De broeders sturen Paulus uit de stad weg (Hd 17:5-10). Hij is dan nog maar kort bij hen, slechts drie sabbatten (Hd 17:2-4). Hij heeft in hooguit vier weken zowel het evangelie gepredikt als onderwijs gegeven aan de pasbekeerden. Uit zijn eerste brief aan hen blijkt dat hij, ondanks zijn korte verblijf, toch al veel van de waarheid van God aan hen heeft kunnen doorgeven.
Paulus wordt uit Thessalonika naar Beréa gestuurd. Ook daar ontstaat vervolging, want de Joden uit Thessalonika komen daar om hem in opspraak te brengen. Ook daar sturen de broeders Paulus uit de stad weg (Hd 17:14). Je ziet dat Paulus echt niet de held uithangt. Je ziet ook, dat hij adviezen van broeders niet beneden zijn waardigheid acht, maar die aanvaardt.
Hij gaat naar Athene, terwijl zijn metgezellen Silas en Timotheüs in Beréa achterblijven. In Athene moet Timotheüs zich weer bij hem hebben gevoegd, want van daaruit zendt hij Timotheüs naar Thessalonika (1Th 3:1-2). Zelf vertrekt hij uit Athene en komt in Korinthe (Hd 18:1), waar Silas en Timotheüs zich weer bij hem voegen (Hd 18:5). Timotheüs heeft dan ook nieuws over de Thessalonicenzen (1Th 3:6).
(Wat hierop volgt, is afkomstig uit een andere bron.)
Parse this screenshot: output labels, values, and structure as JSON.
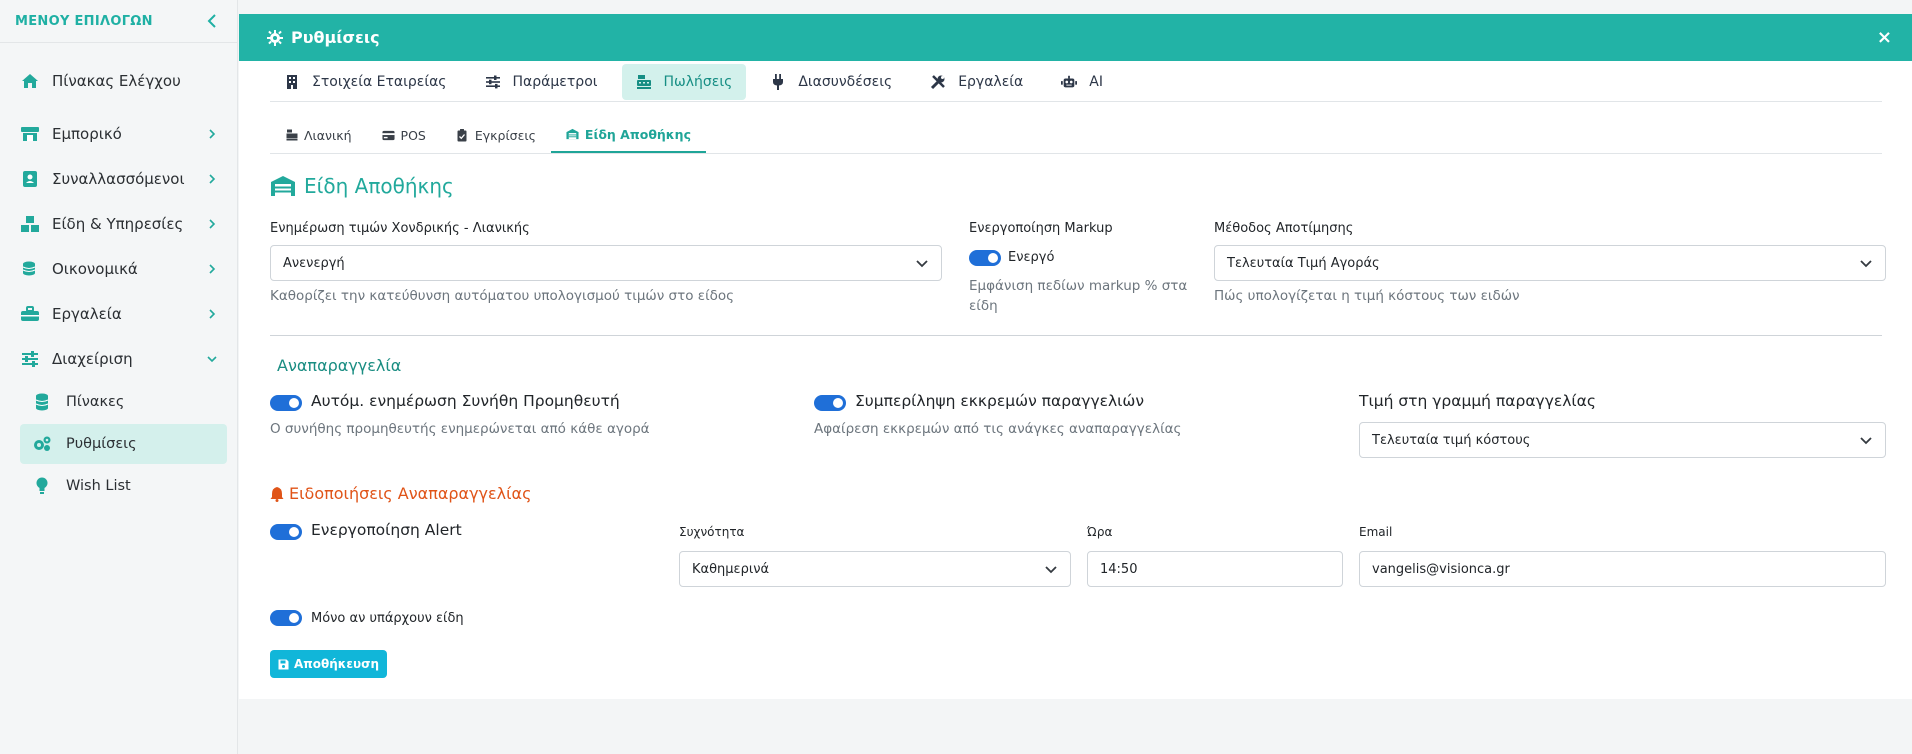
{
  "sidebar": {
    "title": "ΜΕΝΟΥ ΕΠΙΛΟΓΩΝ",
    "items": [
      {
        "label": "Πίνακας Ελέγχου",
        "icon": "home-icon"
      },
      {
        "label": "Εμπορικό",
        "icon": "store-icon"
      },
      {
        "label": "Συναλλασσόμενοι",
        "icon": "contacts-icon"
      },
      {
        "label": "Είδη & Υπηρεσίες",
        "icon": "boxes-icon"
      },
      {
        "label": "Οικονομικά",
        "icon": "coins-icon"
      },
      {
        "label": "Εργαλεία",
        "icon": "toolbox-icon"
      },
      {
        "label": "Διαχείριση",
        "icon": "sliders-icon"
      }
    ],
    "subitems": [
      {
        "label": "Πίνακες",
        "icon": "database-icon"
      },
      {
        "label": "Ρυθμίσεις",
        "icon": "cogs-icon",
        "active": true
      },
      {
        "label": "Wish List",
        "icon": "lightbulb-icon"
      }
    ]
  },
  "panel": {
    "title": "Ρυθμίσεις",
    "close": "×"
  },
  "main_tabs": [
    {
      "label": "Στοιχεία Εταιρείας",
      "icon": "building-icon"
    },
    {
      "label": "Παράμετροι",
      "icon": "sliders-icon"
    },
    {
      "label": "Πωλήσεις",
      "icon": "cash-register-icon",
      "active": true
    },
    {
      "label": "Διασυνδέσεις",
      "icon": "plug-icon"
    },
    {
      "label": "Εργαλεία",
      "icon": "tools-icon"
    },
    {
      "label": "AI",
      "icon": "robot-icon"
    }
  ],
  "sub_tabs": [
    {
      "label": "Λιανική",
      "icon": "cash-register-icon"
    },
    {
      "label": "POS",
      "icon": "credit-card-icon"
    },
    {
      "label": "Εγκρίσεις",
      "icon": "clipboard-check-icon"
    },
    {
      "label": "Είδη Αποθήκης",
      "icon": "warehouse-icon",
      "active": true
    }
  ],
  "section": {
    "title": "Είδη Αποθήκης",
    "price_update": {
      "label": "Ενημέρωση τιμών Χονδρικής - Λιανικής",
      "value": "Ανενεργή",
      "help": "Καθορίζει την κατεύθυνση αυτόματου υπολογισμού τιμών στο είδος"
    },
    "markup": {
      "label": "Ενεργοποίηση Markup",
      "toggle_label": "Ενεργό",
      "help": "Εμφάνιση πεδίων markup % στα είδη"
    },
    "valuation": {
      "label": "Μέθοδος Αποτίμησης",
      "value": "Τελευταία Τιμή Αγοράς",
      "help": "Πώς υπολογίζεται η τιμή κόστους των ειδών"
    }
  },
  "reorder": {
    "title": "Αναπαραγγελία",
    "auto_supplier": {
      "label": "Αυτόμ. ενημέρωση Συνήθη Προμηθευτή",
      "help": "Ο συνήθης προμηθευτής ενημερώνεται από κάθε αγορά"
    },
    "pending": {
      "label": "Συμπερίληψη εκκρεμών παραγγελιών",
      "help": "Αφαίρεση εκκρεμών από τις ανάγκες αναπαραγγελίας"
    },
    "line_price": {
      "label": "Τιμή στη γραμμή παραγγελίας",
      "value": "Τελευταία τιμή κόστους"
    }
  },
  "alerts": {
    "title": "Ειδοποιήσεις Αναπαραγγελίας",
    "enable_label": "Ενεργοποίηση Alert",
    "frequency_label": "Συχνότητα",
    "frequency_value": "Καθημερινά",
    "time_label": "Ώρα",
    "time_value": "14:50",
    "email_label": "Email",
    "email_value": "vangelis@visionca.gr",
    "only_if_label": "Μόνο αν υπάρχουν είδη"
  },
  "save_label": "Αποθήκευση",
  "colors": {
    "accent": "#22b3a6",
    "toggle": "#1f6fd8",
    "alert": "#e05418",
    "save_button": "#11b6d9"
  }
}
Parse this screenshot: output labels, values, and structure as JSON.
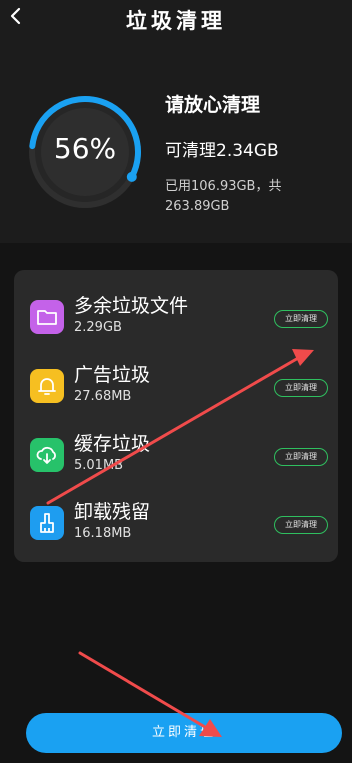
{
  "header": {
    "title": "垃圾清理"
  },
  "summary": {
    "percent_label": "56%",
    "percent_value": 56,
    "status_title": "请放心清理",
    "cleanable": "可清理2.34GB",
    "usage": "已用106.93GB，共263.89GB"
  },
  "items": [
    {
      "name": "多余垃圾文件",
      "size": "2.29GB",
      "button": "立即清理",
      "icon": "folder-icon",
      "color": "#c462e9"
    },
    {
      "name": "广告垃圾",
      "size": "27.68MB",
      "button": "立即清理",
      "icon": "bell-icon",
      "color": "#f6bf21"
    },
    {
      "name": "缓存垃圾",
      "size": "5.01MB",
      "button": "立即清理",
      "icon": "cloud-download-icon",
      "color": "#27c26a"
    },
    {
      "name": "卸载残留",
      "size": "16.18MB",
      "button": "立即清理",
      "icon": "brush-icon",
      "color": "#1e9df0"
    }
  ],
  "primary_button": "立即清理",
  "colors": {
    "accent": "#1aa1f2",
    "button_border": "#2fbf5f",
    "annotation": "#f04b4b"
  }
}
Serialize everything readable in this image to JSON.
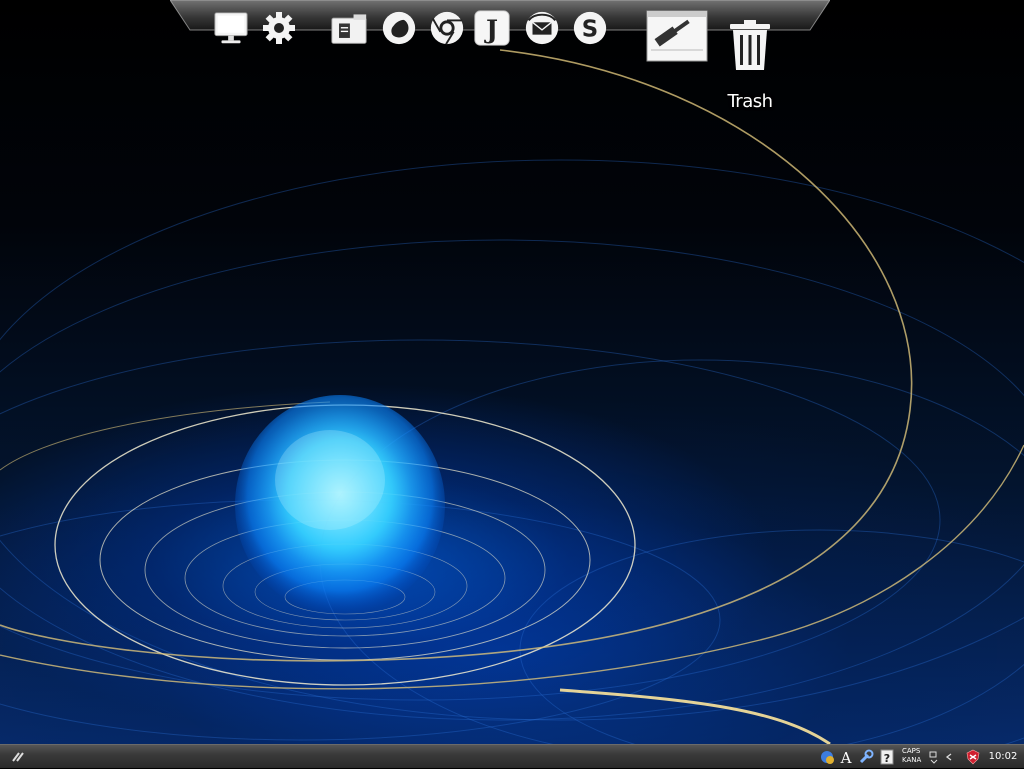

Als Paulus de goede berichten van Timotheüs over hen verneemt, betekent dat voor hem een grote vertroosting, waarvoor hij God dankt. Dienaren zijn geen blokken beton. Ze hebben gevoelens. Paulus wordt door het bericht verkwikt. Uit het verslag van Timotheüs blijkt ook dat het nodig is om op een aantal zaken in te gaan. Hij wacht daarmee niet tot hij bij gelegenheid nog eens in de buurt is. Nee, direct nadat hij van Timotheüs het goede nieuws heeft vernomen, schrijft hij deze brief. Zodoende hebben wij, net als alle christenen door de tijden heen, een document van onschatbare waarde in handen.
Je kunt de brieven van Paulus aan de verschillende gemeenten zien als middelen waardoor de apostel over zijn werk waakt. Elke brief heeft een eigen karakter, in overeenstemming met de toestand van elke gemeente waaraan hij schrijft. God heeft dit gebruikt om op die manier in de Bijbel vast te leggen wat de eeuwen door voor de gemeente nodig is.
De twee brieven die Paulus aan de Thessalonicenzen schrijft, behoren tot de eerste brieven die hij heeft geschreven. De eerste brief aan hen schrijft hij als een aanvulling op wat hij hun al mondeling heeft meegedeeld. Zo voorziet hij in wat er aan hun kennis ontbreekt. Zijn tweede brief is nodig omdat er valse leringen ten aanzien van Christus’ wederkomst onder hen opduiken. Als zij zich openstellen voor deze dwaalleringen, zal hun geloof ernstig worden ondermijnd en zullen zij tot onwaardige praktijken worden gebracht. Zijn tweede brief is meer corrigerend. Hij ontmaskert de dwaalleer om te voorkomen dat hun geloof schipbreuk zal lijden.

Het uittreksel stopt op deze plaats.